Exporters also have the option of claiming only the Customs portion of AIR and claim refund/ITC under GST laws.
The certificates from the jurisdictional GST officers as referred above may not be available during initial days. As per Systems design, whenever a higher rate (composite rate) of drawback is claimed, the non-availment of credit certificate is a mandatory document and unless it is recorded as available, the shipping bill will not move to the LEO stage. In such a situation, all field formations shall ensure that exports are not delayed for the requirement of the said certificate. The way out in such a situation for the exporter is to amend the shipping bill to claim a lower rate. The exporter will have an option to file a supplementary claim as per Drawback Rules at a later date once the certificate is obtained.

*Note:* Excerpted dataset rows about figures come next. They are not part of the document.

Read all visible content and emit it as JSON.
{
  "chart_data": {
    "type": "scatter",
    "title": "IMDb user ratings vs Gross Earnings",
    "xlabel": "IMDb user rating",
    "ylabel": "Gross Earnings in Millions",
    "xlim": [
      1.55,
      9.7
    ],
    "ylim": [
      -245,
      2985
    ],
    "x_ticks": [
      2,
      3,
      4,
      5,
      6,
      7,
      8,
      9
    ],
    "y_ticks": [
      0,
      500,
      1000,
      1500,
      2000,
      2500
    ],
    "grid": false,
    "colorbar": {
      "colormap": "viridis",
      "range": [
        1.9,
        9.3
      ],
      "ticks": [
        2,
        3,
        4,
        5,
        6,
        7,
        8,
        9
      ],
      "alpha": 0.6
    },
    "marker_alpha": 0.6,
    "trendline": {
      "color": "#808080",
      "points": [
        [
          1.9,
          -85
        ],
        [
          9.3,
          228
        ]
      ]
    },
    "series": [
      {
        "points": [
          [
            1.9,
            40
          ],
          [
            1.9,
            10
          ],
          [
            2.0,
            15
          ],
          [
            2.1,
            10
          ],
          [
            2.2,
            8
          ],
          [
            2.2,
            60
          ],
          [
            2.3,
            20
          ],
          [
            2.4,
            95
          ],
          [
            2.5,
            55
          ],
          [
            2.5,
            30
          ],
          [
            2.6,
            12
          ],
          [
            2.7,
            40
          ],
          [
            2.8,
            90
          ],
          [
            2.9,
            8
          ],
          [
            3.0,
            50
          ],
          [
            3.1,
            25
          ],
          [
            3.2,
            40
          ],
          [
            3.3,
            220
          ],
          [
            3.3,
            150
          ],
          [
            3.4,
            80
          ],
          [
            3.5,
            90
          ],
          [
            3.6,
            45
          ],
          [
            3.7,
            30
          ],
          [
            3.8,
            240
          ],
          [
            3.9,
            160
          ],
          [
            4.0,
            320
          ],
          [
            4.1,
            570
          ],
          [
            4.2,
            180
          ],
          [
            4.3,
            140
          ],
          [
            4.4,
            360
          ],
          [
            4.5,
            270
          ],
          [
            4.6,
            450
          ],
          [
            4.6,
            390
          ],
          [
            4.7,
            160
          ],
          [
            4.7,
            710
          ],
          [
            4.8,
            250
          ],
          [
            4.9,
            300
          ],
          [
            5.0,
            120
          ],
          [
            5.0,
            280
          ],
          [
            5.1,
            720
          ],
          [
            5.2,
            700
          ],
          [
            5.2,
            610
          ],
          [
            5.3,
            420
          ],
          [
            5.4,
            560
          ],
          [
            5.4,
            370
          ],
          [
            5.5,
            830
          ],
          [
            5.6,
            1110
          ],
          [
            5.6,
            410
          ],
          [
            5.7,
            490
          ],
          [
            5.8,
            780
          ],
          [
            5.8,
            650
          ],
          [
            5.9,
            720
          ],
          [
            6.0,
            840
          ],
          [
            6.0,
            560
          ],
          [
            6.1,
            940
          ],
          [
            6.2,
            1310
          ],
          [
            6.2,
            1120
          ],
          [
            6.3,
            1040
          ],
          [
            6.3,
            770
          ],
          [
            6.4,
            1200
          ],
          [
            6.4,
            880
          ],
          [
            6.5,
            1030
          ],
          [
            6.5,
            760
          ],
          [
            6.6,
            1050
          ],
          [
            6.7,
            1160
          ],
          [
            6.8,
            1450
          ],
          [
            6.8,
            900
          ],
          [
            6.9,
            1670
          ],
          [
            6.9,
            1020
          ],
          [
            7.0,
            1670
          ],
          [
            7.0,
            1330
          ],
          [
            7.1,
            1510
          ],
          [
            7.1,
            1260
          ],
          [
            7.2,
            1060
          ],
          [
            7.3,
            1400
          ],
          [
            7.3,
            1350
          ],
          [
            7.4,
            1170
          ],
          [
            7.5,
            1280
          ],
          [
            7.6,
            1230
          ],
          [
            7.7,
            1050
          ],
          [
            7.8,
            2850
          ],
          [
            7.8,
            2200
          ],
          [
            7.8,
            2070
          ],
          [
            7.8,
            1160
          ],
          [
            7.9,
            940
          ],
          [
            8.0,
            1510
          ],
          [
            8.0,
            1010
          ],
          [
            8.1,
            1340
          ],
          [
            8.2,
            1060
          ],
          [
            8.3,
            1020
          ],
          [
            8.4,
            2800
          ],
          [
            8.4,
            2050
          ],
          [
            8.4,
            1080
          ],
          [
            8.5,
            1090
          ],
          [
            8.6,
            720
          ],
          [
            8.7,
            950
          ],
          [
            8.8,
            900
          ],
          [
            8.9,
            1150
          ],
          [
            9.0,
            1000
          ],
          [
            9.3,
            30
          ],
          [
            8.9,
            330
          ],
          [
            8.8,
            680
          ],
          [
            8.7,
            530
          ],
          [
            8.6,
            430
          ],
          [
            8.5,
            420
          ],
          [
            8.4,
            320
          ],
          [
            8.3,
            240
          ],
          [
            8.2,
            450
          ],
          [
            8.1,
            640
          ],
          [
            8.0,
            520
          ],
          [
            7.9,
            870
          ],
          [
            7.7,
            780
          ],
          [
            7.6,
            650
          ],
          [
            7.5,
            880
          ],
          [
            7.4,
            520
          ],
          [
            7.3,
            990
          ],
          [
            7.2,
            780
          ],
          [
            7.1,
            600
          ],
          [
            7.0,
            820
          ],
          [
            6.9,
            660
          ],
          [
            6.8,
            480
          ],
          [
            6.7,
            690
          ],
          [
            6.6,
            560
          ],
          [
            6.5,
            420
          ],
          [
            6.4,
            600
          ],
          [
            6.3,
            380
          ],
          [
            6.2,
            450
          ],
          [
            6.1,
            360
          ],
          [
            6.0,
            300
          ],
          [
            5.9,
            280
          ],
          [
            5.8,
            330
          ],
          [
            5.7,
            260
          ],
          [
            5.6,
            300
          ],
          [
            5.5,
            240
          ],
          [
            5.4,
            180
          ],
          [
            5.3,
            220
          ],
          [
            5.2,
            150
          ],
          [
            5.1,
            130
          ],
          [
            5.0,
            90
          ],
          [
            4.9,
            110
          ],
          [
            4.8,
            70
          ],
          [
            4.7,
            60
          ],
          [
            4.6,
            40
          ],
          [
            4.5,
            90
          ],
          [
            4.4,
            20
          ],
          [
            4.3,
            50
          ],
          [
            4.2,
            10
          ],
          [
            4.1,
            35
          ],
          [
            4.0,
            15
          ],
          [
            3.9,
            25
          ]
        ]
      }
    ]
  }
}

Secondly, it could be possible that export goods may be manufactured by using both Central Excise/Service Tax paid and CGST/IGST paid inputs and inputs services or only CGST/IGST paid inputs and inputs services. In such a situation, an exporter opting to claim a composite rate of duty drawback during the transition period has to give a specified declaration and produce certificates as stated above so that he does not claim double benefit. The exporter will have to reverse the ITC if any availed and also ensure that he does not claim a refund of ITC/IGST. The requisite certificate from the GST officer shall also be required for this effect. As mentioned earlier, exporters will also have the option of claiming credit/refund of CGST/IGST and claim Customs rate drawback.
Duty drawback provisions are made to grant rebate of duty or tax chargeable on any imported/excisable materials and inputs services used in the manufacture of export goods. With GST in place, the export industry in India would be able to have internationally competitive prices due to the smooth process of claiming input tax credit and the availability of input tax credit on services.